At the time, O’Keefe said Fitch rated the city “A,” with a negative outlook if the city did not enact lay-offs and service cutbacks to deal with a $300 million budget deficit.

The Kwame Kilpatrick administration and the City Council borrowed the money. In 2009, the lender, UBS Financial Services,  called in the debt, which would have caused total economic collapse in Detroit.  The lender, among whose agents was former Mayor Dennis Archer, compromised by agreeing that bank trustees would directly receive Detroit’s casino tax revenues and state-revenue sharing funds so that the $1.2 billion debt would be paid before all else. 
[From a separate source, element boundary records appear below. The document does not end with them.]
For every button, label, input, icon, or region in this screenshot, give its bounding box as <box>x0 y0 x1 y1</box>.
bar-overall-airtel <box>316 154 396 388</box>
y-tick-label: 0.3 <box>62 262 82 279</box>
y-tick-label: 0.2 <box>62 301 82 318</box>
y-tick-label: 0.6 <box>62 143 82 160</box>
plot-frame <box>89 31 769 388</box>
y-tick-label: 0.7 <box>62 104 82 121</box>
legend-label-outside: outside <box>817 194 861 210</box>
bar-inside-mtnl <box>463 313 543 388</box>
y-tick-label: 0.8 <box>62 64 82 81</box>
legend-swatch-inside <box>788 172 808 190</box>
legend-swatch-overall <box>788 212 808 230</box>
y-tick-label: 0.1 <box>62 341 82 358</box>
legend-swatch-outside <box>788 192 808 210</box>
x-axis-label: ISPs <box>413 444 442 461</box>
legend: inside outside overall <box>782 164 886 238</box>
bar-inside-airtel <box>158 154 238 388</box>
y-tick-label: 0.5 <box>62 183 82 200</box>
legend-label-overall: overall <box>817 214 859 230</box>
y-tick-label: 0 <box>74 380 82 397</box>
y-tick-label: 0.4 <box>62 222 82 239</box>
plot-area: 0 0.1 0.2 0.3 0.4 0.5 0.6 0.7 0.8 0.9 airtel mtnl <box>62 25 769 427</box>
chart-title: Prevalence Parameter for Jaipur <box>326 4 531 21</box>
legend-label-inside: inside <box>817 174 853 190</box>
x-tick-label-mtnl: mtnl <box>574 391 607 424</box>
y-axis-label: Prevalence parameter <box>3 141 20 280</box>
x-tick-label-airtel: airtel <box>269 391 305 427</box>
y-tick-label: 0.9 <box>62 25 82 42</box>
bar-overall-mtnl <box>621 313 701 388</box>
Therefore, according to recent reports, half of the city’s vendors, including those who supply parts for its buses, are going unpaid, and the city is threatening payless paydays for its workers. 

According to Detroit’s 2010 Comprehensive Annual Financial Report,  the city’s total debt is approximately $7.7 billion, including the $1.2 billion pension obligation certificates. 

 Also according to the 2010 CAFR the city was scheduled to pay a total of $433,691,964 in debt to the banks in 2011. Of that, $216,418,043 was to be in interest alone. THE INTEREST ALONE IS FAR GREATER THAN THE CITY’S DEFICIT!

The U.S. government has bailed out the banks to the tune of trillions of dollars–time for the banks to put their heads on the chopping block, not the workers and people of Detroit.